The city expects the number of expats to increase in connection with the creation of an international financial hub in the capital, Izvestia said.
To create favorable conditions for the families of foreign specialists Moscow will also increase the number of secondary schools offering the international baccalaureate program and those following the national education program of foreigners' home countries, the official said.
According to Peshkov, authorities have not yet chosen specific sites for the proposed projects. They are considering several options for their location including downtown Moscow and areas southwest of the Moscow Ring Road recently integrated into the city.
Peshkov stressed that the city is prepared to invest in the development of infrastructure for the residential areas even if no private investors are found, but projects that don't require budget funding will get "priority consideration."
The idea of creating housing especially for foreign specialists was initially proposed by then-President Dmitry Medvedev at the St.

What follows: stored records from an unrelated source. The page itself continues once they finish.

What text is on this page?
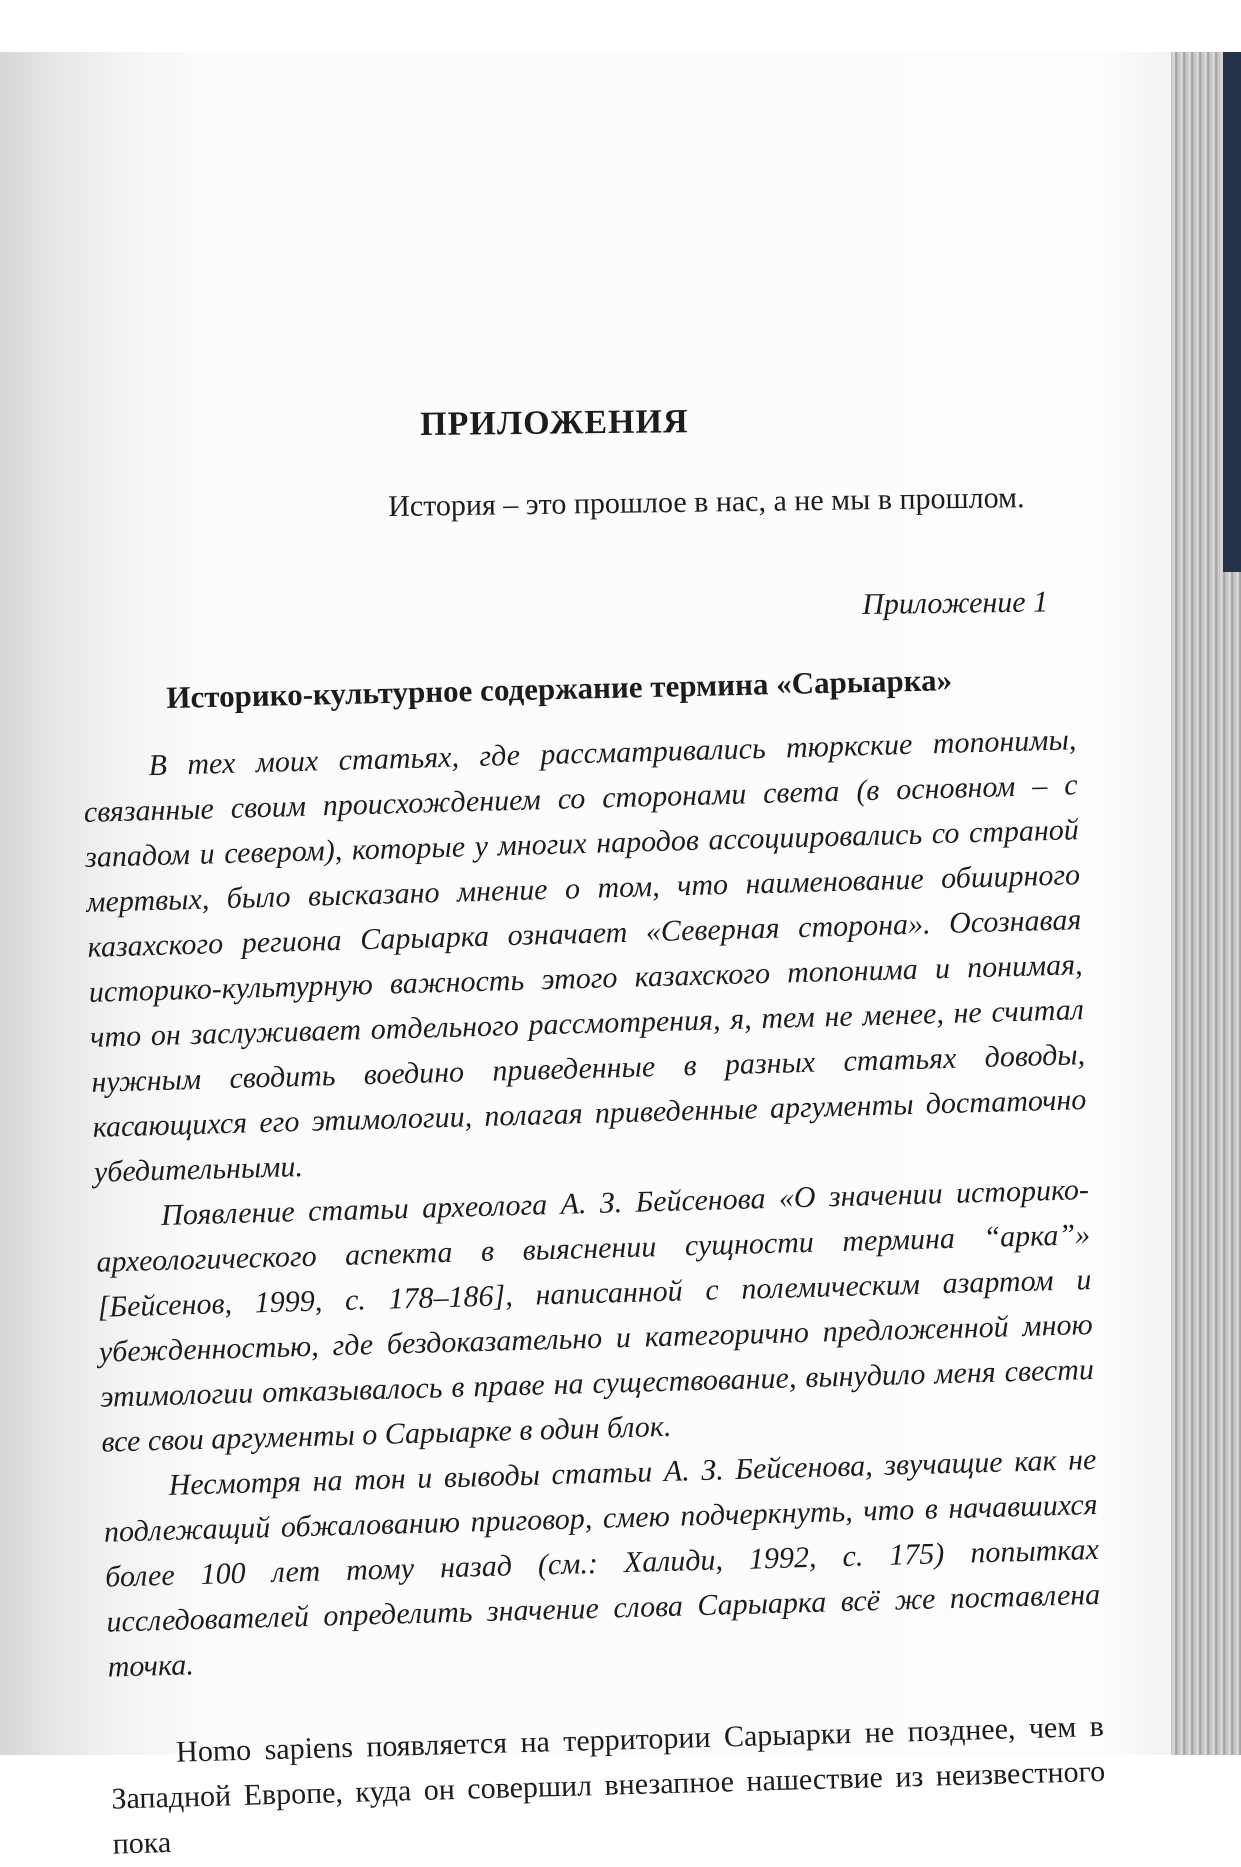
ПРИЛОЖЕНИЯ
История – это прошлое в нас, а не мы в прошлом.
Приложение 1
Историко-культурное содержание термина «Сарыарка»

В тех моих статьях, где рассматривались тюркские топонимы, связанные своим происхождением со сторонами света (в основном – с западом и севером), которые у многих народов ассоциировались со страной мертвых, было высказано мнение о том, что наименование обширного казахского региона Сарыарка означает «Северная сторона». Осознавая историко-культурную важность этого казахского топонима и понимая, что он заслуживает отдельного рассмотрения, я, тем не менее, не считал нужным сводить воедино приведенные в разных статьях доводы, касающихся его этимологии, полагая приведенные аргументы достаточно убедительными.

Появление статьи археолога А. З. Бейсенова «О значении историко-археологического аспекта в выяснении сущности термина “арка”» [Бейсенов, 1999, с. 178–186], написанной с полемическим азартом и убежденностью, где бездоказательно и категорично предложенной мною этимологии отказывалось в праве на существование, вынудило меня свести все свои аргументы о Сарыарке в один блок.

Несмотря на тон и выводы статьи А. З. Бейсенова, звучащие как не подлежащий обжалованию приговор, смею подчеркнуть, что в начавшихся более 100 лет тому назад (см.: Халиди, 1992, с. 175) попытках исследователей определить значение слова Сарыарка всё же поставлена точка.

Homo sapiens появляется на территории Сарыарки не позднее, чем в Западной Европе, куда он совершил внезапное нашествие из неизвестного пока
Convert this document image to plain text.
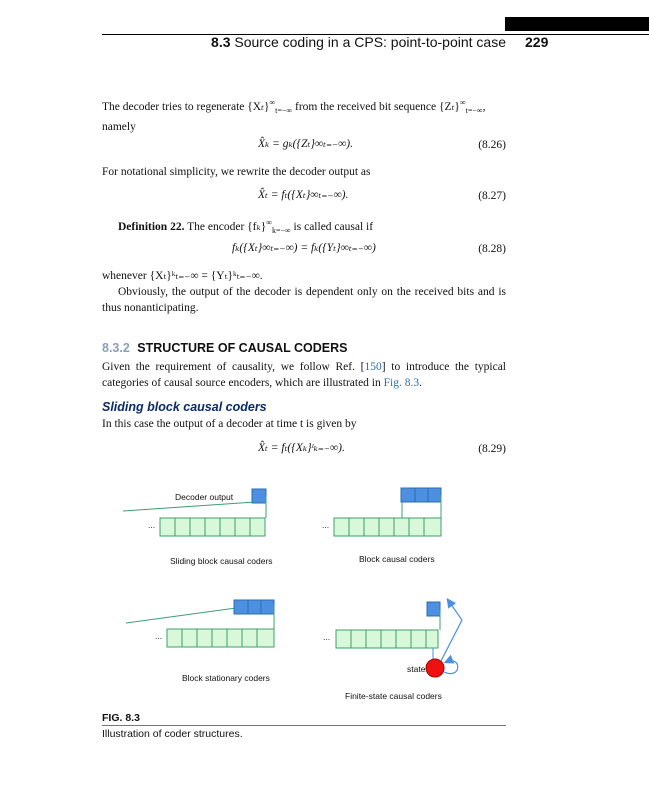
8.3 Source coding in a CPS: point-to-point case 229
The decoder tries to regenerate $\{X_t\}^\infty_{t=-\infty}$ from the received bit sequence $\{Z_t\}^\infty_{t=-\infty}$,
namely
X̂ₖ = gₖ({Zₜ}∞ₜ₌₋∞).	(8.26)
For notational simplicity, we rewrite the decoder output as
X̂ₜ = fₜ({Xₜ}∞ₜ₌₋∞).	(8.27)
Definition 22. The encoder $\{f_k\}^\infty_{k=-\infty}$ is called causal if
fₖ({Xₜ}∞ₜ₌₋∞) = fₖ({Yₜ}∞ₜ₌₋∞)	(8.28)
whenever {Xₜ}ᵏₜ₌₋∞ = {Yₜ}ᵏₜ₌₋∞.
Obviously, the output of the decoder is dependent only on the received bits and is thus nonanticipating.
8.3.2 STRUCTURE OF CAUSAL CODERS
Given the requirement of causality, we follow Ref. [150] to introduce the typical categories of causal source encoders, which are illustrated in Fig. 8.3.
Sliding block causal coders
In this case the output of a decoder at time t is given by
X̂ₜ = fₜ({Xₖ}ᵗₖ₌₋∞).	(8.29)
Decoder output
...	...
...	...
Sliding block causal coders	Block causal coders
Block stationary coders
state
Finite-state causal coders
FIG. 8.3
Illustration of coder structures.
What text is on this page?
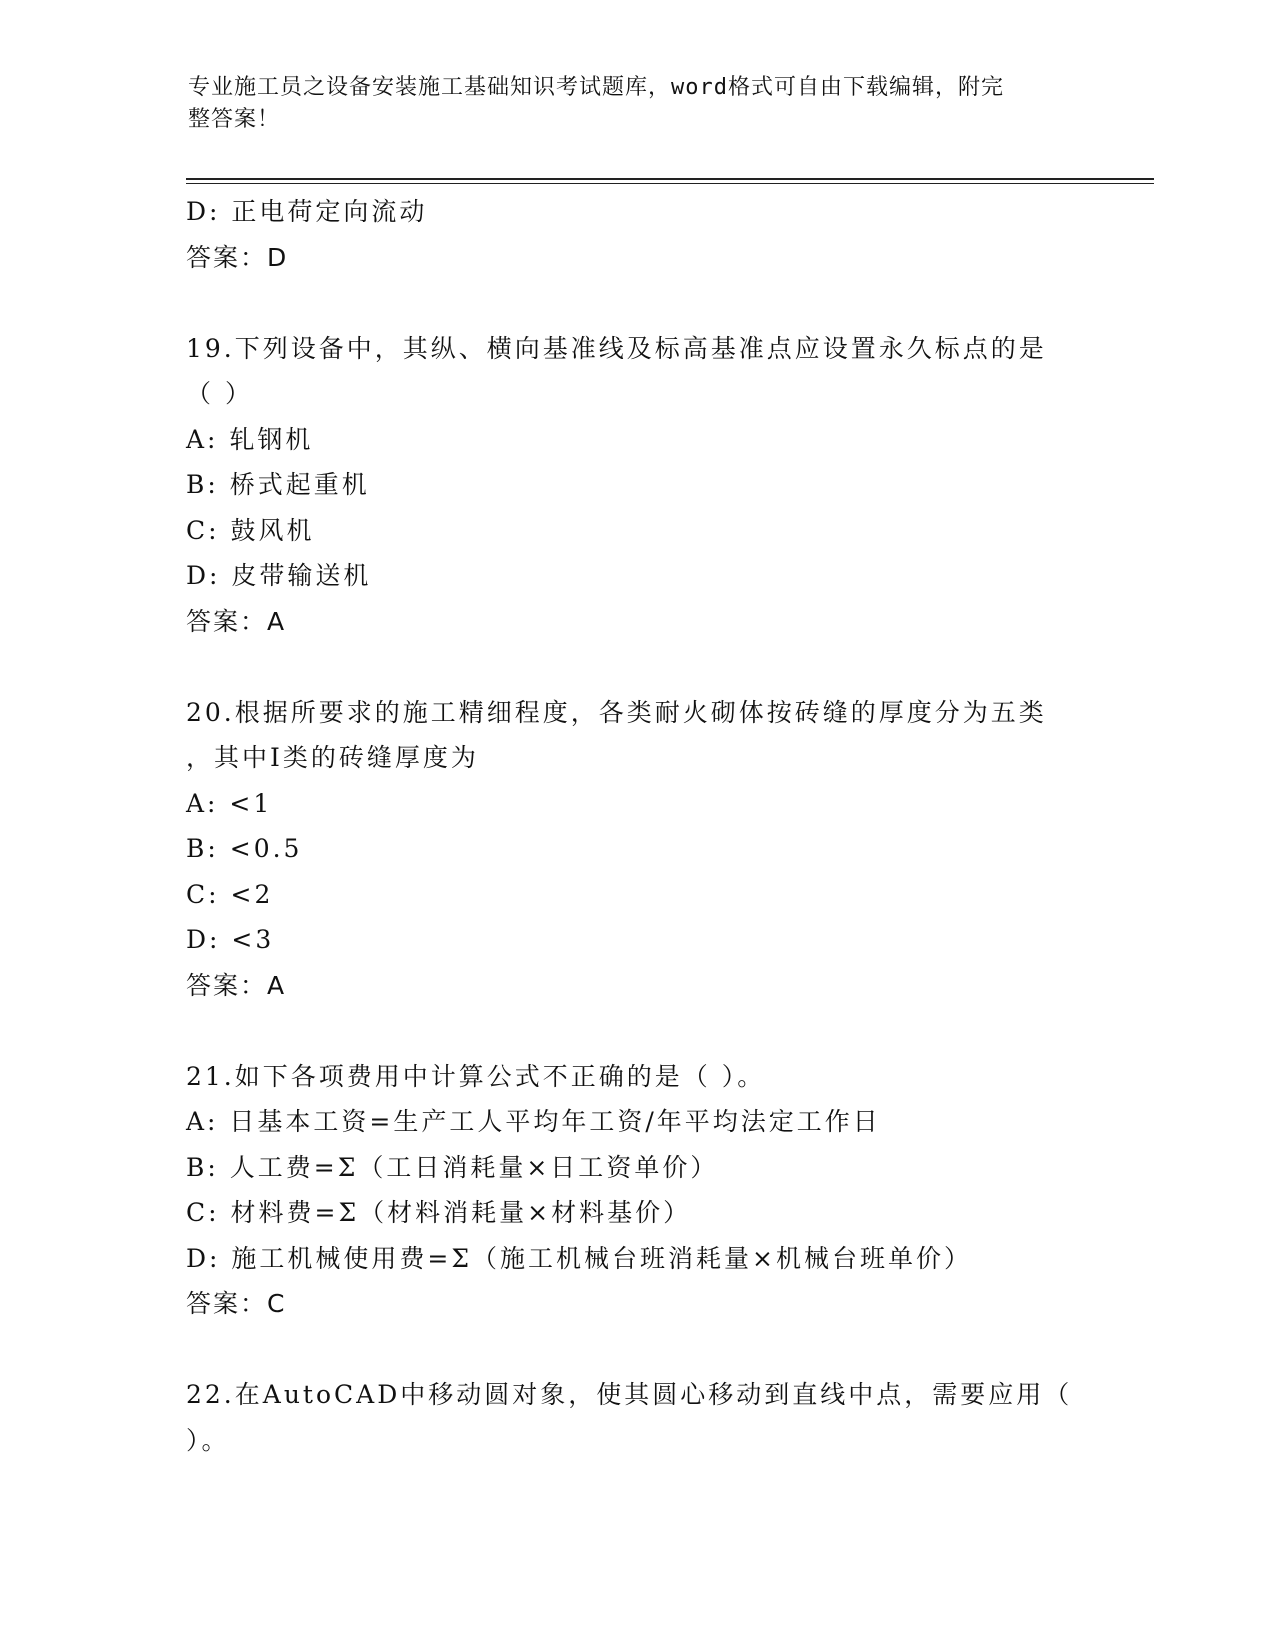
专业施工员之设备安装施工基础知识考试题库，word格式可自由下载编辑，附完
整答案！
D: 正电荷定向流动
答案：D
19.下列设备中，其纵、横向基准线及标高基准点应设置永久标点的是
（ ）
A: 轧钢机
B: 桥式起重机
C: 鼓风机
D: 皮带输送机
答案：A
20.根据所要求的施工精细程度，各类耐火砌体按砖缝的厚度分为五类
，其中Ⅰ类的砖缝厚度为
A: <1
B: <0.5
C: <2
D: <3
答案：A
21.如下各项费用中计算公式不正确的是（ ）。
A: 日基本工资=生产工人平均年工资/年平均法定工作日
B: 人工费=Σ（工日消耗量×日工资单价）
C: 材料费=Σ（材料消耗量×材料基价）
D: 施工机械使用费=Σ（施工机械台班消耗量×机械台班单价）
答案：C
22.在AutoCAD中移动圆对象，使其圆心移动到直线中点，需要应用（
）。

Petersburg Economic Forum in June 2011.
According to plans, the new financial district should be located in the "New Moscow" territory, between the prestigious Rublevo-Uspenskoye and Novorizhskoye highways, occupying an area of 3.65 million square meters.
Andrei Sharonov, deputy mayor for economic issues, said the city would develop social infrastructure for expats working in Moscow.
Mikhail Shneider, principal of school No. 45 in Moscow, said there are currently nine schools in the city that are members of the International Baccalaureate Schools Association— four state and five private ones.
By the end of 2015 their number should reach 30, Shneider said.